Friday, August 5, 2011

A Connecticut Lighthouse Is for Sale

Friday, August 5, 2011

A 137-year-old beacon off the coast of Fairfield, Conn.—the Penfield Reef Lighthouse—is about to go back on the market after a protracted legal battle left it high and dry.

A spokeswoman confirmed the lighthouse could be posted on the U.S. General Services Administration's auction website as soon as June but declined to comment further.

[LIGHT1]Kraig Anderson

Penfield Reef Lighthouse is expected to be put on the block.

The two-story building is plunked about a mile off the coast, where it guided sailors in one the most dangerous areas to navigate in Long Island Sound. It has four bedrooms, a sitting room, a kitchen and a supply room, according to the National Register of Historic Places.
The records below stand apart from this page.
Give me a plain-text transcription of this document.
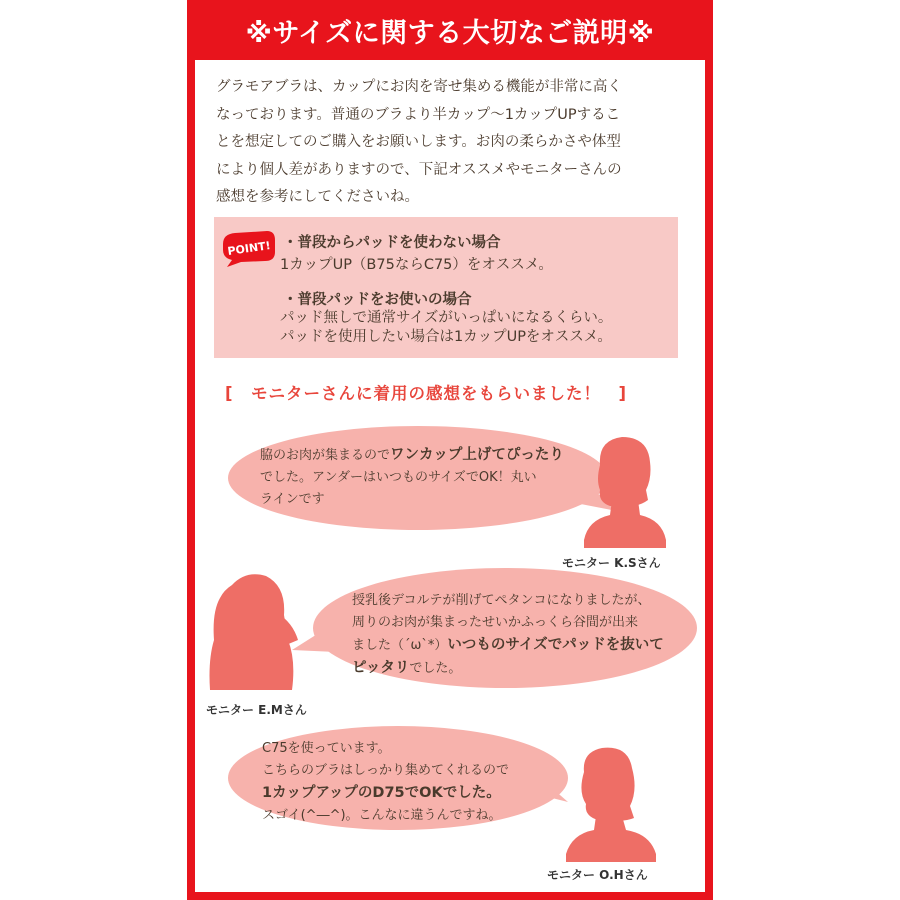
※サイズに関する大切なご説明※

グラモアブラは、カップにお肉を寄せ集める機能が非常に高く

なっております。普通のブラより半カップ〜1カップUPするこ

とを想定してのご購入をお願いします。お肉の柔らかさや体型

により個人差がありますので、下記オススメやモニターさんの

感想を参考にしてくださいね。

POINT! ・普段からパッドを使わない場合
1カップUP（B75ならC75）をオススメ。
・普段パッドをお使いの場合
パッド無しで通常サイズがいっぱいになるくらい。
パッドを使用したい場合は1カップUPをオススメ。
[　モニターさんに着用の感想をもらいました！　]
脇のお肉が集まるのでワンカップ上げてぴったり
でした。アンダーはいつものサイズでOK！丸い
ラインです
モニター K.Sさん
授乳後デコルテが削げてペタンコになりましたが、
周りのお肉が集まったせいかふっくら谷間が出来
ました（´ω`*）いつものサイズでパッドを抜いて
ピッタリでした。
モニター E.Mさん
C75を使っています。
こちらのブラはしっかり集めてくれるので
1カップアップのD75でOKでした。
スゴイ(^―^)。こんなに違うんですね。
モニター O.Hさん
Local legend maintains that it's haunted by former keepers.

It's also haunted by a land dispute: The state of Connecticut lays claim to the rocky isle beneath the lighthouse and insists any operator lease the land from the state—a stance that enmeshed it in a three-year fight.

Advances in technology led the government to decommission most lighthouses. In 2000 Congress authorized the Coast Guard to transfer them to local governments or nonprofits that wanted to maintain them, or else put them up for auction. Dozens of the shoreline sentries have been bought by private bidders for as much as hundreds of thousands of dollars.

Library of Congress

A view of the lighthouse in Long Island Sound from 1874.

With a promise of a $450,000 restoration, the nonprofit Beacon Preservation of Ansonia, Conn., won ownership of the Penfield Reef Lighthouse in 2008, beating out the town of Fairfield, the only other contender. The nonprofit operates another lighthouse in Maine.

When the nonprofit asked the General Services Administration for the deed, it ran into trouble: The federal government backed the state's claim to the land and said the charity would have to work out a lease. The Coast Guard had not been paying the state to use the land.

"We could spend a lot of money, get the lighthouse completely restored and start running programs, and the state could decide after the 10-year lease not to renew or charge us a hefty fee," said Beacon's lawyer Keith Murray.

Beacon sued the federal government last year to wrest control of the deed.

In February, the U.S. Secretary of the Interior sent a letter to Beacon rescinding the nonprofit's accepted bid because it failed to reach a deal with the state. "Because of the impasse…it is my recommendation that the property be sold by GSA at public auction," the letter stated.

This week, Beacon submitted a motion to withdraw the federal lawsuit. But both the nonprofit and the town of Fairfield say their fight for the lighthouse is not yet over.

The nonprofit said it hopes to revive talks with the federal government and the state.

Fairfield officials say that if the lighthouse goes up for auction at an affordable price, they plan to ask the Town Council to approve a bid. "The lighthouse has long been part of Fairfield's culture and history," said Jennifer Carpenter, Fairfield's Deputy Chief of Staff. "The mere fact of owning it officially would just cement our strong feelings for it."